The place is important in demonstrating the evolution or pattern of Queensland's history.

The Wickham Terrace Car Park is an important example of a late 1950s interpretation of the functionalist idiom in a car park design.

The car park is a powerful symbol of modernity and change. The prominence of the building and its assertive architectural style demonstrate the increased visibility and importance of the car in Australian culture during the 1950s.

The place is important in demonstrating the principal characteristics of a particular class of cultural places.

Under the direction of City Architect James Birrell, the car park contributed to the tradition of high quality civic architecture established by the Brisbane City Council. Birrell, a leading modernist architect of the 1950s and 1960s, was responsible for many designs during his term of employment with the council. The car park, his last major work for the council, is a significant example of his work.
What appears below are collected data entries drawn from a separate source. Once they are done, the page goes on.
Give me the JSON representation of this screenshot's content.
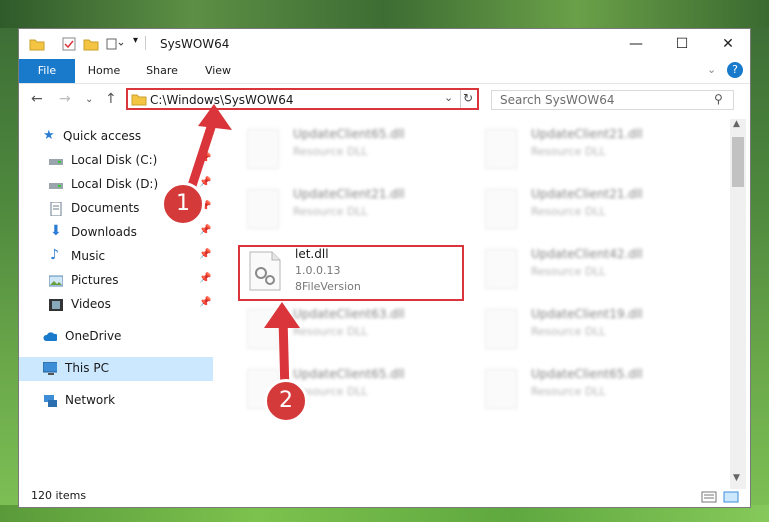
{
  "window": {
    "title": "SysWOW64"
  },
  "ribbon": {
    "tabs": [
      "File",
      "Home",
      "Share",
      "View"
    ]
  },
  "address": {
    "path": "C:\\Windows\\SysWOW64",
    "search_placeholder": "Search SysWOW64"
  },
  "sidebar": {
    "items": [
      {
        "label": "Quick access",
        "icon": "star-icon"
      },
      {
        "label": "Local Disk (C:)",
        "icon": "drive-icon"
      },
      {
        "label": "Local Disk (D:)",
        "icon": "drive-icon"
      },
      {
        "label": "Documents",
        "icon": "documents-icon"
      },
      {
        "label": "Downloads",
        "icon": "download-icon"
      },
      {
        "label": "Music",
        "icon": "music-icon"
      },
      {
        "label": "Pictures",
        "icon": "pictures-icon"
      },
      {
        "label": "Videos",
        "icon": "videos-icon"
      },
      {
        "label": "OneDrive",
        "icon": "cloud-icon"
      },
      {
        "label": "This PC",
        "icon": "computer-icon"
      },
      {
        "label": "Network",
        "icon": "network-icon"
      }
    ]
  },
  "files": {
    "left": [
      {
        "name": "UpdateClient65.dll",
        "sub": "Resource DLL"
      },
      {
        "name": "UpdateClient21.dll",
        "sub": "Resource DLL"
      },
      {
        "name": "let.dll",
        "version": "1.0.0.13",
        "sub": "8FileVersion"
      },
      {
        "name": "UpdateClient63.dll",
        "sub": "Resource DLL"
      },
      {
        "name": "UpdateClient65.dll",
        "sub": "Resource DLL"
      }
    ],
    "right": [
      {
        "name": "UpdateClient21.dll",
        "sub": "Resource DLL"
      },
      {
        "name": "UpdateClient21.dll",
        "sub": "Resource DLL"
      },
      {
        "name": "UpdateClient42.dll",
        "sub": "Resource DLL"
      },
      {
        "name": "UpdateClient19.dll",
        "sub": "Resource DLL"
      },
      {
        "name": "UpdateClient65.dll",
        "sub": "Resource DLL"
      }
    ]
  },
  "status": {
    "items": "120 items"
  },
  "annotations": {
    "step1": "1",
    "step2": "2"
  },
  "colors": {
    "accent": "#1979ca",
    "highlight": "#d9353b",
    "selection": "#cce8ff"
  }
}
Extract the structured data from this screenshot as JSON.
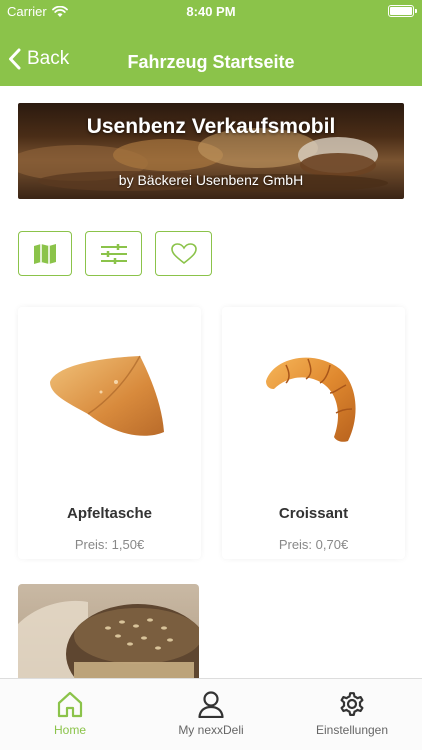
{
  "status_bar": {
    "carrier": "Carrier",
    "time": "8:40 PM"
  },
  "nav": {
    "back_label": "Back",
    "title": "Fahrzeug Startseite"
  },
  "banner": {
    "title": "Usenbenz Verkaufsmobil",
    "subtitle": "by Bäckerei Usenbenz GmbH"
  },
  "actions": [
    {
      "icon": "map-icon"
    },
    {
      "icon": "filter-sliders-icon"
    },
    {
      "icon": "heart-icon"
    }
  ],
  "products": [
    {
      "name": "Apfeltasche",
      "price": "Preis: 1,50€"
    },
    {
      "name": "Croissant",
      "price": "Preis: 0,70€"
    }
  ],
  "tabs": [
    {
      "label": "Home",
      "icon": "home-icon",
      "active": true
    },
    {
      "label": "My nexxDeli",
      "icon": "user-icon",
      "active": false
    },
    {
      "label": "Einstellungen",
      "icon": "gear-icon",
      "active": false
    }
  ],
  "colors": {
    "accent": "#8bc34a",
    "text": "#333333",
    "muted": "#888888"
  }
}
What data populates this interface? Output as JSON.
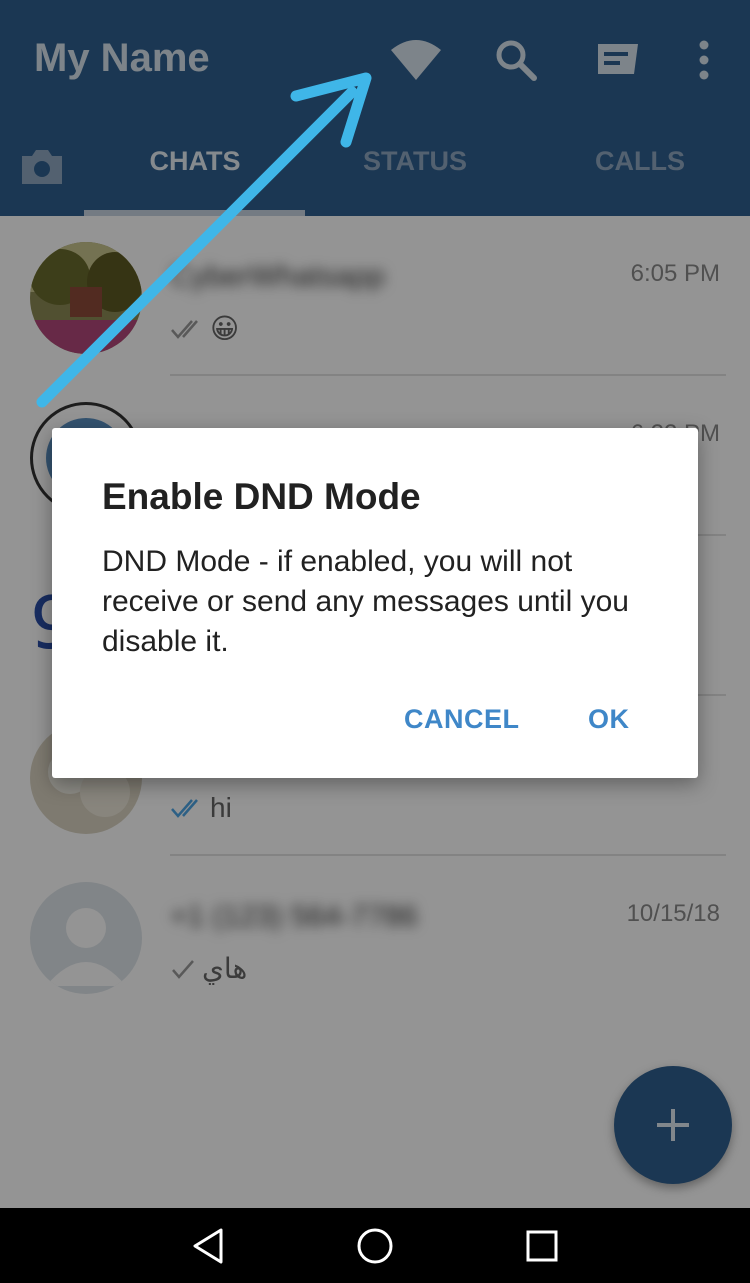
{
  "header": {
    "title": "My Name",
    "icons": [
      "wifi-icon",
      "search-icon",
      "new-chat-icon",
      "more-vert-icon"
    ],
    "tabs": [
      {
        "label": "CHATS",
        "active": true
      },
      {
        "label": "STATUS",
        "active": false
      },
      {
        "label": "CALLS",
        "active": false
      }
    ]
  },
  "chats": [
    {
      "name": "CyberWhatsapp",
      "time": "6:05 PM",
      "message": "😀",
      "status": "read"
    },
    {
      "name": "",
      "time": "6:22 PM",
      "message": "",
      "status": ""
    },
    {
      "name": "",
      "time": "",
      "message": "",
      "status": ""
    },
    {
      "name": "",
      "time": "",
      "message": "hi",
      "status": "read"
    },
    {
      "name": "+1 (123) 564-7786",
      "time": "10/15/18",
      "message": "هاي",
      "status": "sent"
    }
  ],
  "dialog": {
    "title": "Enable DND Mode",
    "body": "DND Mode - if enabled, you will not receive or send any messages until you disable it.",
    "cancel_label": "CANCEL",
    "ok_label": "OK"
  },
  "colors": {
    "primary": "#30608f",
    "accent": "#3f87c8",
    "annotation_arrow": "#3fb6e8"
  }
}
The place is important because of its aesthetic significance.

The building, through its dramatic sculptural forms and textured surfaces, introduced the aesthetic possibilities of off-form concrete construction to Brisbane.

The place is important in demonstrating a high degree of creative or technical achievement at a particular period.

The building, through its dramatic sculptural forms and textured surfaces, introduced the aesthetic possibilities of off-form concrete construction to Brisbane.